Um dos padres, com muito senso de humor me dizia: “Irmã, sou um homem encrencado. Se eu for para uma capela do interior sozinho dizem que sou fechado, se eu for com uma catequista, tenho um caso com ela, com um coroinha sou pedófilo, com um rapaz da paroquia, homoafetivo, com minha mãe, sou apegado à família... Disse a ele: “Compre um carro de 7 lugares e vá com um item de cada espécie!” Mas o senso do humor da pergunta e da resposta escondia uma grande dor... no coração dos dois! Pois Acompanhante espiritual também sente!

Poucos dias depois deste retiro do clero diocesano, escutei um jovem religioso sacerdote. Aqui o desafio era: “A comunidade me sufoca, não consigo suportar a tensão entre a justa autonomia da minha missão como responsável da paroquia e a vida comunitária.” Também com muito humor, este me dizia: “Um bispo e um provincial, a senhora não acha muita gente para mandar em mim, ou perdão... para cuidar de mim?”

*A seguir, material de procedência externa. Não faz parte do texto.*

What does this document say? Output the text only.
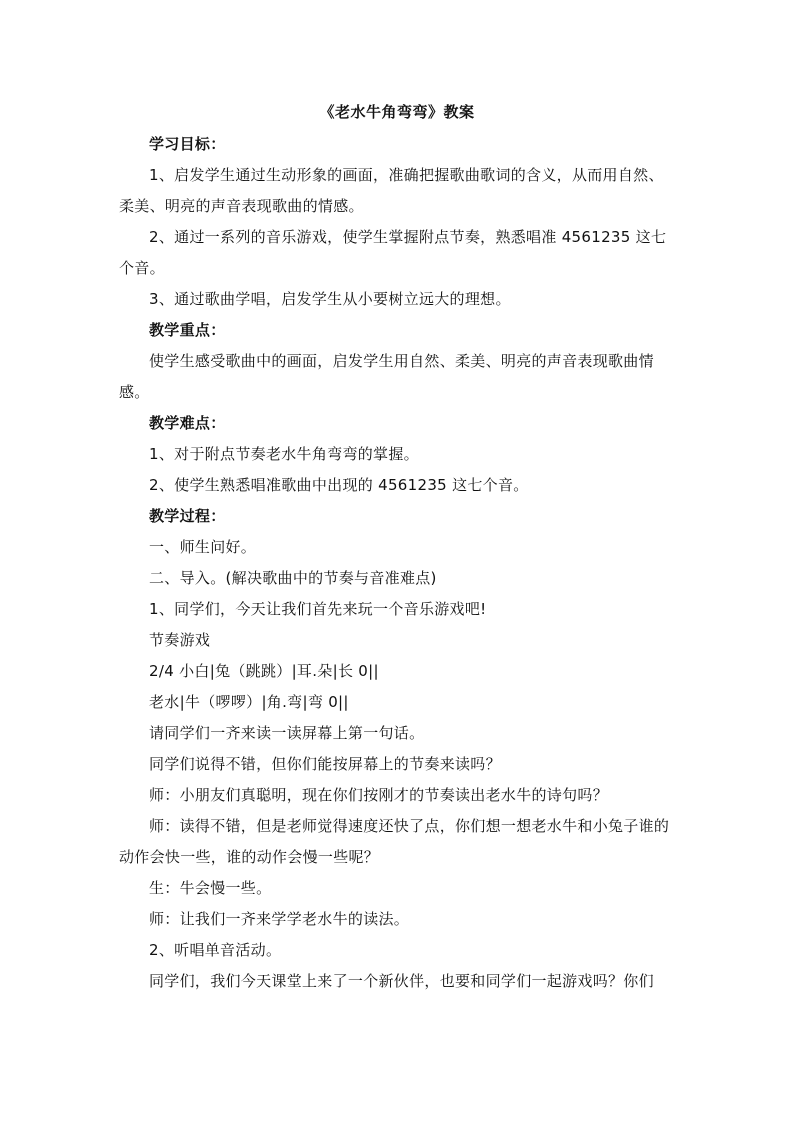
《老水牛角弯弯》教案

学习目标：

1、启发学生通过生动形象的画面，准确把握歌曲歌词的含义，从而用自然、柔美、明亮的声音表现歌曲的情感。

2、通过一系列的音乐游戏，使学生掌握附点节奏，熟悉唱准 4561235 这七个音。

3、通过歌曲学唱，启发学生从小要树立远大的理想。

教学重点：

使学生感受歌曲中的画面，启发学生用自然、柔美、明亮的声音表现歌曲情感。

教学难点：

1、对于附点节奏老水牛角弯弯的掌握。

2、使学生熟悉唱准歌曲中出现的 4561235 这七个音。

教学过程：

一、师生问好。

二、导入。(解决歌曲中的节奏与音准难点)

1、同学们，今天让我们首先来玩一个音乐游戏吧!

节奏游戏

2/4 小白|兔（跳跳）|耳.朵|长 0||

老水|牛（啰啰）|角.弯|弯 0||

请同学们一齐来读一读屏幕上第一句话。

同学们说得不错，但你们能按屏幕上的节奏来读吗？

师：小朋友们真聪明，现在你们按刚才的节奏读出老水牛的诗句吗？

师：读得不错，但是老师觉得速度还快了点，你们想一想老水牛和小兔子谁的动作会快一些，谁的动作会慢一些呢？

生：牛会慢一些。

师：让我们一齐来学学老水牛的读法。

2、听唱单音活动。

同学们，我们今天课堂上来了一个新伙伴，也要和同学们一起游戏吗？你们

A tentação é de fato muito grande de considerar o religioso presbítero como um padre com mais restrições na sua autonomia, menos liberdade a não ser que se “desligue” física e psicologicamente da sua comunidade ou congregação. As exigências do ministério sacerdotal e da vida de comunidade, até que ponto são compatíveis, geram estresse ou “eustresse”? Porque mesmo se a palavra eustresse ainda não entrou nos dicionários, sabe-se hoje que tem um “bom estresse” como tem o bom colesterol! É o eustresse das pessoas felizes, mas bastante ocupadas, graças a Deus! Finalmente, o problema é a falta ou o excesso de comunidade, de relações significativas? Gostaria que essas duas experiencias de vida fossem como o chão da nossa reflexão, que possamos carrega-las em nossos corações, refletir e amar a partir delas:

“Onde pisam os pés a cabeça pensa, e o coração ama,
pensa a cabeça, ama o coração e nossos pés pisam neste chão!” (PJ)

A análise teológica da situação não é difícil de articular. Nossas cabeças bem treinadas facilmente distinguem duas realidades eclesiais que, como tais fazem parte da essência da Igreja...uma realidade que é da ordem da hierarquia, a do ministério ordenado, outra que é da ordem do carisma de uma congregação ou Ordem, com seu apelo específico a ser parábola da vida segundo os valores do evangelho. A Igreja chama para o sacerdócio, eu peço para me consagrar na Igreja. Na liturgia da ordenação sacerdotal ouvimos: Aproxime-se o que vai ser ordenado presbítero. E no rito de consagração dos religiosos ou religiosas: O que você pede a Deus e a sua santa Igreja?

O desafio -para não falar em problema- é distinguir para unir e não para opor ou comparar, desqualificando uma destas duas realidades, ou simplificando tanto que as considerações parecem caricatura: o padre manda, o religioso há de ser profeta, e o religioso padre que se vire para fazer os dois!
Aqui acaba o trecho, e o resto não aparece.